The disease, called RPE65-mediated inherited retinal disease, causes severe visual impairment in children and adolescents, and nearly all become fully blind in adulthood. Picture living with lights on, then total blackness.
It’s evident that even a few years of delayed vision loss can have significant advantages for individuals faced with this devastating disease. Prolonged vision buys these teenagers time to complete their education, prepare for a life of blindness, and become contributing members of society as employees, caregivers, and taxpayers.
There is no long-term overall survival data to validate Luxturna as a cure for patients, but anecdotal data suggests the treatment has the potential to delay vision loss indefinitely. That seems like an extreme value for a drug that is indeed priced at a premium. The ICER review process works to substantiate the often substantial price tags of new therapeutics.
Curative therapies will influence the way drug companies market their products. We’re already seeing this in HepC with the availability of medications with a cure rate of 90% to 100%. Sitting in the ballroom during the CEPAC meeting, the challenges communicators face on the road toward curative treatment were clear.
Proving a lifelong cure
Gene therapy could have a potentially paradigm-shifting impact on healthcare. In most cases, the goal of gene therapy is to cure with a one-time and lifelong treatment. The word “cure” has been a lofty goal for researchers and patients for years. We’re finally getting there with gene therapy, as well as treatments in other diseases like HepC and some forms of cancer.
This presents some unique challenges for advisory bodies such as ICER, whose cost-value framework is contingent on the amount of time the drug is effective compared with the current standard. For potentially curative therapies, however, there is limited, if any, existing data to prove true lifelong effect.

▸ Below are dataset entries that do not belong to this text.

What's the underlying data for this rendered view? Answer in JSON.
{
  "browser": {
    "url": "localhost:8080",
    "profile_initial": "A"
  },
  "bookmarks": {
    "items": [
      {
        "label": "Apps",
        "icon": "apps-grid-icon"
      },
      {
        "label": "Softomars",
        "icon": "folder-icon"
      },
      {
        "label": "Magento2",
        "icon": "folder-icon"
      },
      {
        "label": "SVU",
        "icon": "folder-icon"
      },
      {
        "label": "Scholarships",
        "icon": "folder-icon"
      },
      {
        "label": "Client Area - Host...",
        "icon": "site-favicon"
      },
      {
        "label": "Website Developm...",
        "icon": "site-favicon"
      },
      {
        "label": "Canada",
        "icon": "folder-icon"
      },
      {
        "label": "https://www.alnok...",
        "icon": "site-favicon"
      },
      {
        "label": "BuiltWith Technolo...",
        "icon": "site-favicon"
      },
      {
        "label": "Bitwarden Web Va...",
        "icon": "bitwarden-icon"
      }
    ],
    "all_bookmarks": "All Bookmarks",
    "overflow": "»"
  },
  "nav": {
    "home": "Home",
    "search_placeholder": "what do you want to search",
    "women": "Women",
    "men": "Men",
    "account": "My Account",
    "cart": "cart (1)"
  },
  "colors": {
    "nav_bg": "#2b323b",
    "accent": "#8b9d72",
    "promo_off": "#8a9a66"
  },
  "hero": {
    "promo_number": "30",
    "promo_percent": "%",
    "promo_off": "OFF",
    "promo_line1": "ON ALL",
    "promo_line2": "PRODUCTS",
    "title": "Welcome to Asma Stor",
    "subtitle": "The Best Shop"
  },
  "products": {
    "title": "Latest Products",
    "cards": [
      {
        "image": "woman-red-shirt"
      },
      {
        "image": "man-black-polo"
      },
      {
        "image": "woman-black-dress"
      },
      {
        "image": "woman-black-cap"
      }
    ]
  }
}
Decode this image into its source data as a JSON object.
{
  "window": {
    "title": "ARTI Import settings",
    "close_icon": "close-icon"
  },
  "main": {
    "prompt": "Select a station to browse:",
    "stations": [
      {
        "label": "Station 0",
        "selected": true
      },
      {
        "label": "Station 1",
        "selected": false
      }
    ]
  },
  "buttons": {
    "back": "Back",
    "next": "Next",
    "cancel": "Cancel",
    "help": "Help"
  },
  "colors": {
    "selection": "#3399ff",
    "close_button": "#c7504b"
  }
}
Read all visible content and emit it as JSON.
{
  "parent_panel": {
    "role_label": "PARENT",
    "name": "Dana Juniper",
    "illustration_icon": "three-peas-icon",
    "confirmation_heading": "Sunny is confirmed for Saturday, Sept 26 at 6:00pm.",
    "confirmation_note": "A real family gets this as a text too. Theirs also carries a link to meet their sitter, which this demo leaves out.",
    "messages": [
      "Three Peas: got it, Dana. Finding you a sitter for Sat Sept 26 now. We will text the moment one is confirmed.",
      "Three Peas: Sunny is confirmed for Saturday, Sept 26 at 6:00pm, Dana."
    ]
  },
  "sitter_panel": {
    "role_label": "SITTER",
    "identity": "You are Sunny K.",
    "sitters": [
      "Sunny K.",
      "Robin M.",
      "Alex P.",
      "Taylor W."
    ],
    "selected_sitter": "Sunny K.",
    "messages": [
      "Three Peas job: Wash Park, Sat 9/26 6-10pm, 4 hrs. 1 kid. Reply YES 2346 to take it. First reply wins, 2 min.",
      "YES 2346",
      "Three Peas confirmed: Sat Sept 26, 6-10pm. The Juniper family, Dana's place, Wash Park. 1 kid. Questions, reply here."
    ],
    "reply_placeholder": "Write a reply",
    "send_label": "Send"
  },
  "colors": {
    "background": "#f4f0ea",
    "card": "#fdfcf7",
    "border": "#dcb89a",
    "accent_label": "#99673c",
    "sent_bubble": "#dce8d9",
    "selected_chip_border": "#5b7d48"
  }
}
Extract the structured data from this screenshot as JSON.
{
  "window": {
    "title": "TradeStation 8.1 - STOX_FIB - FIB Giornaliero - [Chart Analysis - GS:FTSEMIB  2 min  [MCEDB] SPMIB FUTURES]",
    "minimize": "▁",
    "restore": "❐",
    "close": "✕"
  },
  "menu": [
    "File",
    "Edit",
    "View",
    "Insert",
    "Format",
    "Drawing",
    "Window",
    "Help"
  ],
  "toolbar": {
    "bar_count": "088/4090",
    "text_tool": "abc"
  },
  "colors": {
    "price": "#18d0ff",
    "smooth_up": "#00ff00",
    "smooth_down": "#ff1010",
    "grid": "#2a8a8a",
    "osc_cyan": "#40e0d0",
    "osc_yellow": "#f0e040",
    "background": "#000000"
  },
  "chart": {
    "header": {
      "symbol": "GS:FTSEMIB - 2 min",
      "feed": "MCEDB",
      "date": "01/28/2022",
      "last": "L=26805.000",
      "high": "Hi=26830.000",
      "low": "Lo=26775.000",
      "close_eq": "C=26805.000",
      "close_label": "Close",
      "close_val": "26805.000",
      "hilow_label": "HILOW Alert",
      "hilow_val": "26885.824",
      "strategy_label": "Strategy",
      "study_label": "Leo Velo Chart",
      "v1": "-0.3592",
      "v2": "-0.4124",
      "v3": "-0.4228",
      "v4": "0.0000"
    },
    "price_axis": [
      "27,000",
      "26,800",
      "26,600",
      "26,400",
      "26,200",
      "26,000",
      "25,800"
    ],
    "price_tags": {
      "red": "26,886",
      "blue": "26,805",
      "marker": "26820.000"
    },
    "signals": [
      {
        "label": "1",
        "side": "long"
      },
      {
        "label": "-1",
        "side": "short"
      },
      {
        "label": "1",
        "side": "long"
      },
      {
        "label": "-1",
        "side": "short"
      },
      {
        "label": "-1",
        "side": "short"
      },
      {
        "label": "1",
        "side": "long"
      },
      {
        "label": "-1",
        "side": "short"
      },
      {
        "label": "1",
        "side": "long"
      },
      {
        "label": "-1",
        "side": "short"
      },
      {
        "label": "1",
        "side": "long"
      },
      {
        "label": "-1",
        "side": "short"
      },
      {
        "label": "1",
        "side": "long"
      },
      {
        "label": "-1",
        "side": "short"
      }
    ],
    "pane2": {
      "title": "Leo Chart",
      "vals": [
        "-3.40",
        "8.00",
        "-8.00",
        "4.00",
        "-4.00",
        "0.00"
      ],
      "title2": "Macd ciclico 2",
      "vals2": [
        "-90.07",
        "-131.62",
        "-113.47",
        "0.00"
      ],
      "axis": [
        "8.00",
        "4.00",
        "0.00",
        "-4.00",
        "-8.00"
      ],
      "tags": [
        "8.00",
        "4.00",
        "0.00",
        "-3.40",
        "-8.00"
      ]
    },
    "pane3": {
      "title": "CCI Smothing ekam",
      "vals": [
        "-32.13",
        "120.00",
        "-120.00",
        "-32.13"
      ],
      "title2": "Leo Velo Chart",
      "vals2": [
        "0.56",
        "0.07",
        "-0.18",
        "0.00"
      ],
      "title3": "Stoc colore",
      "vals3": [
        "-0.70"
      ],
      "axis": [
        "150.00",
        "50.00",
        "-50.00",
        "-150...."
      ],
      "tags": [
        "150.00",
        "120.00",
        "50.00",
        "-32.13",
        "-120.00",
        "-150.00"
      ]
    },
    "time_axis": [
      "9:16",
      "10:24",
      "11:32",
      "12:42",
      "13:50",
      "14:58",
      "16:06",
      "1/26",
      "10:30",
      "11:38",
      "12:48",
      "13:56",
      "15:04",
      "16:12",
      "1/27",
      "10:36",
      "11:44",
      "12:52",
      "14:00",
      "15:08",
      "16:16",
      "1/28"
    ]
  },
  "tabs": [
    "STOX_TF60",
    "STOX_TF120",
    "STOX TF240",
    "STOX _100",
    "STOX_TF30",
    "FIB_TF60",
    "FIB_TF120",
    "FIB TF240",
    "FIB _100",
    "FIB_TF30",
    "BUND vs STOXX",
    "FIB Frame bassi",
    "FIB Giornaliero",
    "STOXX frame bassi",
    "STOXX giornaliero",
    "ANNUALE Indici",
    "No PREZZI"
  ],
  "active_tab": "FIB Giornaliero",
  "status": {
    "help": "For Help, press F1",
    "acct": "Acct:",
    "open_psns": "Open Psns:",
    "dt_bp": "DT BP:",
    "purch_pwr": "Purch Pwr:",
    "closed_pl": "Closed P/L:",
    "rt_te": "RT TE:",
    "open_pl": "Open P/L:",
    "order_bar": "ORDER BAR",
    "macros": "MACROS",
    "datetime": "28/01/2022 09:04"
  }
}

This uncertainty of durability leads to challenges in establishing value. As more gene therapies promising lifelong effects with a single treatment come to market, pricing and durability disputes will continue to rage.
Basing data on novel endpoints
The lack of long-term efficacy data for potentially curative therapies ushers in the need for novel endpoints, which present their own set of challenges. Frequently, drug developers work with the FDA to create measurements that have not existed as endpoints before. This is a challenge for ICER, which argues these novel endpoints aren’t validated in a real-world setting and therefore shouldn’t be included in their cost effectiveness model. That skews the whole model, giving an incomplete picture of value versus cost.
As science evolves and drug developers create more first-in-class therapies with no established standard of care with which to compare, novel endpoints may become the norm.
Value is the name of the game…
Developing and manufacturing cures is a costly process, which in most cases contributes to the high price of curative treatments, but it also comes down to value. What is the value to the patient who no longer spends the rest of his or her life with a potentially deadly viral liver condition? Or without the guarantee that they one day will go completely blind? Value can be subjective, especially when it’s impossible to measure the durability of a treatment, but the patient voice is powerful and helps bring into focus the everyday reality of living with debilitating conditions that drug developers seek to cure.
…But the rules of the game are changing
Communicators will quickly discover that the secret for ushering curative treatments through cost-value review bodies like ICER and regulatory agencies, such as the FDA, is to demonstrate the value to the whole person. We must consider all aspects of the patient journey, and the impact cures have on patients, caregivers, and society as a whole.
We will do that by engaging the patient community early and often in the drug development process. It is in the hands of drug developers to do their due diligence to identify and amplify the patient voice. Participate, listen, and learn.
Carolyn Sobczyk is VP at JPA Health Communications. (She works with clients in gene therapy, but Spark Therapeutics is not a client of JPA).